High housing costs aren’t only pushing people into homelessness. They’re also making it more expensive to help people regain housing once they’ve lost it.
This year, even though we counted fewer people without shelter, the overall number count of neighbors who met the federal definition of homelessness -- meaning they slept outside, in emergency shelter or in transitional housing -- climbed to 4,177. That’s a nearly 10 percent increase since 2015.
That shows that even though more people have a safer place to sleep this year, our community must redouble its efforts to keep people from losing their homes or to quickly put them back into housing if they do.
The number of people considered chronically homeless or who reported disabling conditions climbed at a higher rate than the overall number of people experiencing homelessness. The number of unaccompanied youths 24 and younger also increased more sharply than the overall count, up to 300.
Women and seniors continued to see their share of the overall homeless population grow. And more people, compared to 2015, also reported being homeless for two years or more. Providers continue to warn that it takes longer and longer for some people to find housing because of the market.
More milestones for the community’s work in A Home for Everyone
Those trends would almost certainly be more dire without our community’s work.
In 2014, community partners convened by the County and City agreed to create A Home for Everyone, our region’s first community-wide plan for tackling homelessness.
Last summer, the City and County each invested an additional $10 million in homelessness work and created the Joint Office of Homeless Services to align and manage that spending.
Last fiscal year, across all of A Home for Everyone’s partners, more than 25,600 people received some level of services -- the most ever. That includes a record 4,600 people returned to housing and more than 5,200 who received prevention services.

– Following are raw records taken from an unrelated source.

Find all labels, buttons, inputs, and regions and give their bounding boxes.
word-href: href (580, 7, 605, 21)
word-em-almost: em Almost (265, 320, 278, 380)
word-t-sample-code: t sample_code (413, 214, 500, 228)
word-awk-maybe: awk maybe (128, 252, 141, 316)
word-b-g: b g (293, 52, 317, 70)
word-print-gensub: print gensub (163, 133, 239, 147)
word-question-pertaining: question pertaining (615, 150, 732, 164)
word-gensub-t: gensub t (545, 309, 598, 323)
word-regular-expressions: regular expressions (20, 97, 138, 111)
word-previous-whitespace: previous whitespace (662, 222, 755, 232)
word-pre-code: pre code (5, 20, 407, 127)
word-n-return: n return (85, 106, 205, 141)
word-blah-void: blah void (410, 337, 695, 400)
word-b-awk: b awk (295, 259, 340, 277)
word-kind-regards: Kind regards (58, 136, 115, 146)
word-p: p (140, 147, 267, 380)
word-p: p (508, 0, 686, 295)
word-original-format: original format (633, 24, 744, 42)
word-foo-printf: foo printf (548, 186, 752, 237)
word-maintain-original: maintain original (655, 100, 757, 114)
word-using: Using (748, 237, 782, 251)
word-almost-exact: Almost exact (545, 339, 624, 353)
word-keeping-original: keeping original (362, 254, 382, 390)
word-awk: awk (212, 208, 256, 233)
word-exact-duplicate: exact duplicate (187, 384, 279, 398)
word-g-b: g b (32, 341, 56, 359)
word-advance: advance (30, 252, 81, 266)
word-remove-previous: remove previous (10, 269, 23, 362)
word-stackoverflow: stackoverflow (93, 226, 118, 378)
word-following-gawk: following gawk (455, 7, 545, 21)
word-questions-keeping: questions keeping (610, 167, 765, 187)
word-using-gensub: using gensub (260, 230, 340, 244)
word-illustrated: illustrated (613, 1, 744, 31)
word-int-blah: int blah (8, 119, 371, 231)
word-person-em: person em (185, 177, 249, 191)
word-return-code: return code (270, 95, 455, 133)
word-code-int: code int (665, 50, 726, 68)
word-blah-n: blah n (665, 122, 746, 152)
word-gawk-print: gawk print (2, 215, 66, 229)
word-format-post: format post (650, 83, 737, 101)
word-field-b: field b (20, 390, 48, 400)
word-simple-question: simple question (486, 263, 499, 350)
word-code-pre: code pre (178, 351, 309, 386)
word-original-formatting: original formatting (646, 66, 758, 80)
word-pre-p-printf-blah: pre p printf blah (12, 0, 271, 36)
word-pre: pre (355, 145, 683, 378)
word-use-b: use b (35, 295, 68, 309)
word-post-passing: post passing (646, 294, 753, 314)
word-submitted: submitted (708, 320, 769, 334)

Data from the first nine months of this fiscal year, which ends June 30, shows A Home for Everyone is on track to meet its goals. Already, the number of people served in shelter has exceeded the total in all of the 2015-16 fiscal year. And partners who help with housing placements have helped hundreds more people than at the same point last fiscal year.
Data from the 2015 count helped shape A Home for Everyone’s goals and spending priorities. That’s one reason why partners invested more effort in working with veterans, domestic violence victims and communities of color over the past two years.
So far in the current fiscal year, service providers report that at least 67 percent of those receiving prevention assistance are people of color. Among people placed into housing, at least 62 percent are people of color.
Data from this year’s count will continue to guide strategies and funding allocations. Data from this year’s report will inform A Home for Everyone’s work to address chronic homelessness.
"This data shows our strategies are making a difference. But it also provides a sobering confirmation of what I see regularly in the emergency room" said Multnomah County Commissioner Sharon Meieran, an emergency room physician and a member of A Home for Everyone’s executive committee.
"People living on our streets are those who are vulnerable, including those who suffer from persistent mental and physical health challenges,” she said. “We must use this new data judiciously, to help us improve our systems and support for people who have nowhere else to turn."